Sunday night blues were creeping in last week, but I was pleasantly surprised to receive a text which led me to a last minute, unexpected trip to the National Theatre in London on Monday night with a beloved friend and her family as a treat for her birthday. I was told only that it was called ‘Behind the Beautiful Forevers’ and it was chosen because the friend in question had recently travelled around India so her mother thought it was suitable. And suitable it was – it surpassed suitable, as anything at the National does; this was extraordinary.

Plastic bags, bottles, cardboard, and paper plummet onto the stage with an almighty crash. The performance has started and Asian songs with a heavy beat blare out over the speakers, startling the older members of our audience somewhat. Throughout the production projections of planes fly overhead and a fluid chorus rush back and forth across the stage.
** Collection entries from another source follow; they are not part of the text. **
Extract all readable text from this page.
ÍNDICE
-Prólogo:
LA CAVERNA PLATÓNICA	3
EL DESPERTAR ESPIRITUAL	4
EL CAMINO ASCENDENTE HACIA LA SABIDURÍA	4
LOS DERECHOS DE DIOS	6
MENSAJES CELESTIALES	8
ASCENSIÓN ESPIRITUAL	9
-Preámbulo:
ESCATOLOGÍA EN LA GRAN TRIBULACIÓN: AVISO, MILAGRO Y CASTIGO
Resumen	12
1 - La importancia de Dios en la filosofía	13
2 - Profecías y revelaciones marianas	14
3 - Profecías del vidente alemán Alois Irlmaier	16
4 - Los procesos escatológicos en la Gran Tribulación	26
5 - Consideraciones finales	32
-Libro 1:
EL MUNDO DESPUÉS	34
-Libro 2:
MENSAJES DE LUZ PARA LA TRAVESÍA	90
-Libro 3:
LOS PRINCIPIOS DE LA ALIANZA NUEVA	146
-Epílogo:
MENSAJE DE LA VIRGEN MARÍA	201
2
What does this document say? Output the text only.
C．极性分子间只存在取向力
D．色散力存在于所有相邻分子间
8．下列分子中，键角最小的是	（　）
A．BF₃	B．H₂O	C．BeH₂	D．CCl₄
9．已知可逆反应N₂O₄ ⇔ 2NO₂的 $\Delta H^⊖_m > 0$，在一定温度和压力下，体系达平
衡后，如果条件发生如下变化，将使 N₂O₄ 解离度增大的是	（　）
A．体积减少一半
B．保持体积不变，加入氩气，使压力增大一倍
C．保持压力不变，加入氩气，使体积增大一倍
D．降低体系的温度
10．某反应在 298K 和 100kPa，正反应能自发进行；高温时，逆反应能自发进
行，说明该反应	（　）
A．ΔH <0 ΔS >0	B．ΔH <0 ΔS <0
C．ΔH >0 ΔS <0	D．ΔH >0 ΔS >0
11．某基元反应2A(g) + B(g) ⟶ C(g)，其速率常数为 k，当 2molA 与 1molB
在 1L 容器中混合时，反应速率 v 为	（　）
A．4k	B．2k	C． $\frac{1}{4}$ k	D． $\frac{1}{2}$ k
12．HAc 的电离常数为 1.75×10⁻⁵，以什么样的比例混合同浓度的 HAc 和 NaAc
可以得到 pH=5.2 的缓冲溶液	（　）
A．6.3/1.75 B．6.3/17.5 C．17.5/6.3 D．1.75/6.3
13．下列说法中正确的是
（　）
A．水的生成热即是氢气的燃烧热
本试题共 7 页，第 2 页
The delicacy of the actors juxtaposed the grandeur of the set well – although the sheer immensity of the stage often shadowed some of the smaller actors. I loved that the women in this play were at the forefront – playing villians, saints, and just being presented as real people who make mistakes. The story revolved around women and girls, and better still, women of colour – now that is a truly refreshing thing to see in theatre.

Atmosphere, feminism and vibrancy – the National Theatre created a piece with such flavour and tactile emotion that every member of the vast audience was enthralled from start to finish.